Dreiser's Narcissistic Titan

Dreiser's *Trilogy of Desire* consists of three books: *The Financier*,
*The Titan* and *The Stoic* (1912, 1914; *The Stoic completed
posthumously in 1947). The main character is Frank
Cowperwood (surely a reference to Dickens' David
Copperfield, who is the antithesis to Dreiser's character),
who is a financial speculator with criminal tendencies.
Cowperwood is a depiction of the
classic narcissistic personality disorder-
manipulative, power-driven, lacking in conscience,
or any balance between personal desire and caring for others.
Essentially, Cowperwood’s caring is completely directed towards
his own appetites and needs. Secondly, Cowperwood is depicted
as revealing a form of narcissism that
directs him unconsciously towards the cultivation of a
spectacularly driven personality which longs for, and
must compulsively attain, a great deal of self-sufficiency and
and control over his environment. Since others
are needed for his physical and emotional cravings
he can often be dependent, but he is careful to rotate
his victims.

Dreiser is very apt reading for this current era because
he consistently focuses on manipulativeness, power
and greed. Dreiser demonstrates that power-
driven individuals are action oriented, and are greatly
concerned with how they are viewed in the world, and
therefore are obsessed with personal accomplishment.
There is a Nietzchian side to Dreiser, in that he well
understands the relationship between accomplishment,
the will to power, and the forces of circumstance. Thus:
"The impediments that can arise to baffle a great and
swelling career are strange and various. In some
instances all the cross-waves of life must be cut by the
strong swimmer. With other personalities there is a chance,
or force, that happily allies itself with them; or they quite
unconsciously ally themselves with it, and find that
there is a tide that bears them on. Divine will? Not
necessarily. there is no understanding of it. Guardian
spirits? There are many who so believe, to their
utter undoing. (Witness Macbeth.) An unconscious
drift in the direction of right, virtue, duty? These are
banners of moral manufacture. Nothing is proved;
all is permitted." (from *The Financier*.)

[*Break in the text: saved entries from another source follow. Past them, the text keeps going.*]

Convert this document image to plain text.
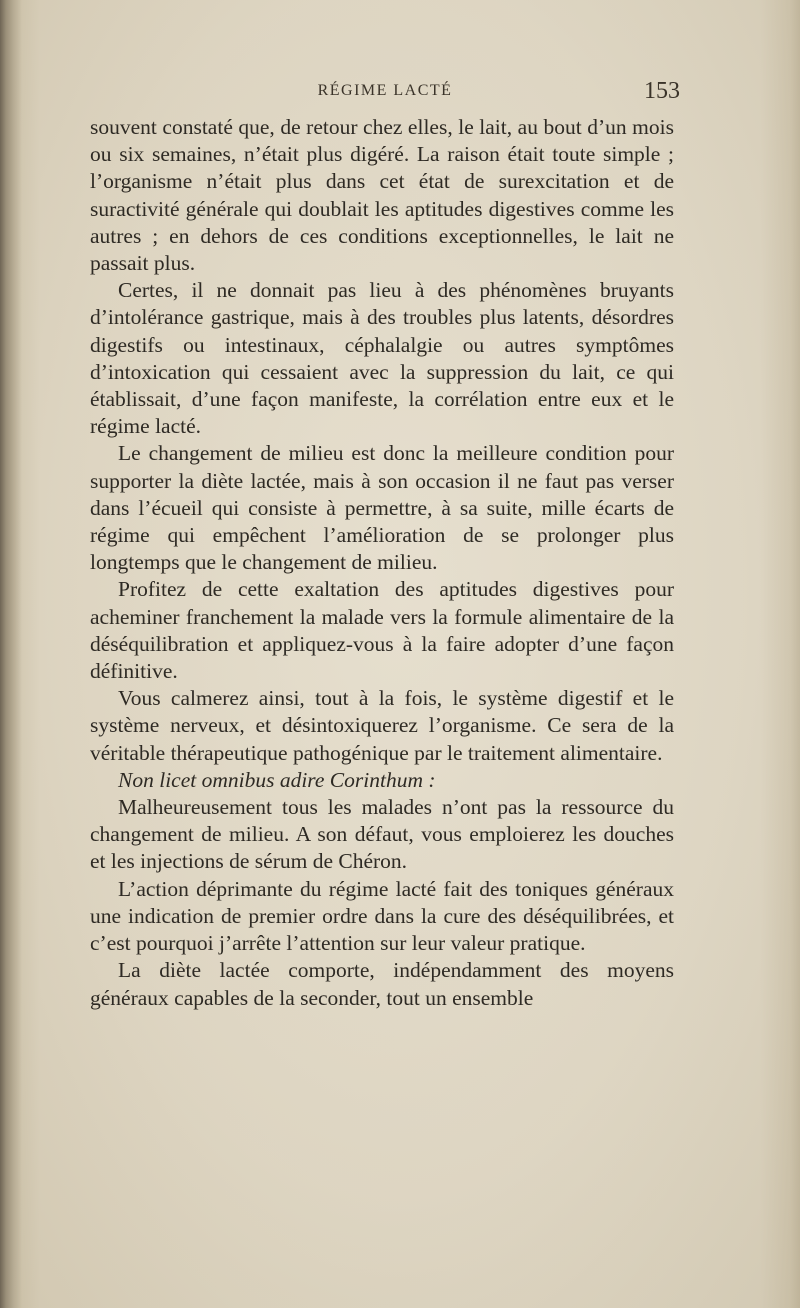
RÉGIME LACTÉ	153

souvent constaté que, de retour chez elles, le lait, au bout d’un mois ou six semaines, n’était plus digéré. La raison était toute simple ; l’organisme n’était plus dans cet état de surexcitation et de suractivité générale qui doublait les aptitudes digestives comme les autres ; en dehors de ces conditions exceptionnelles, le lait ne passait plus.

Certes, il ne donnait pas lieu à des phénomènes bruyants d’intolérance gastrique, mais à des troubles plus latents, désordres digestifs ou intestinaux, céphalalgie ou autres symptômes d’intoxication qui cessaient avec la suppression du lait, ce qui établissait, d’une façon manifeste, la corrélation entre eux et le régime lacté.

Le changement de milieu est donc la meilleure condition pour supporter la diète lactée, mais à son occasion il ne faut pas verser dans l’écueil qui consiste à permettre, à sa suite, mille écarts de régime qui empêchent l’amélioration de se prolonger plus longtemps que le changement de milieu.

Profitez de cette exaltation des aptitudes digestives pour acheminer franchement la malade vers la formule alimentaire de la déséquilibration et appliquez-vous à la faire adopter d’une façon définitive.

Vous calmerez ainsi, tout à la fois, le système digestif et le système nerveux, et désintoxiquerez l’organisme. Ce sera de la véritable thérapeutique pathogénique par le traitement alimentaire.

Non licet omnibus adire Corinthum :

Malheureusement tous les malades n’ont pas la ressource du changement de milieu. A son défaut, vous emploierez les douches et les injections de sérum de Chéron.

L’action déprimante du régime lacté fait des toniques généraux une indication de premier ordre dans la cure des déséquilibrées, et c’est pourquoi j’arrête l’attention sur leur valeur pratique.

La diète lactée comporte, indépendamment des moyens généraux capables de la seconder, tout un ensemble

People under the sway of narcissistic personality disorder
are uniquely charismatic, as is Dreiser's Cowperwood
character. Others are ineluctably drawn to their fascinating charm
that is greatly enhanced by their breathtaking tendency
to take risks, to accomplish vast projects (often by shrewdly
exploiting and manipulating others), and by their larger
than life personal profile. While life appears to many, if
not most, as on ongoing struggle against insecurity and
implacable external forces, the narcissistic personality
appears, at most times, to be a supremely confident master
and manipulator of those same universal external forces
that appear to so frequently trouble, overcome or even dwarf less
towering personalities. The ability to fascinate others and
obtain their consistent admiration without appearing to
truly need others, while at the same time using and
exploiting them, is a literally compelling story, a story
of vast compulsions and historic dimensions.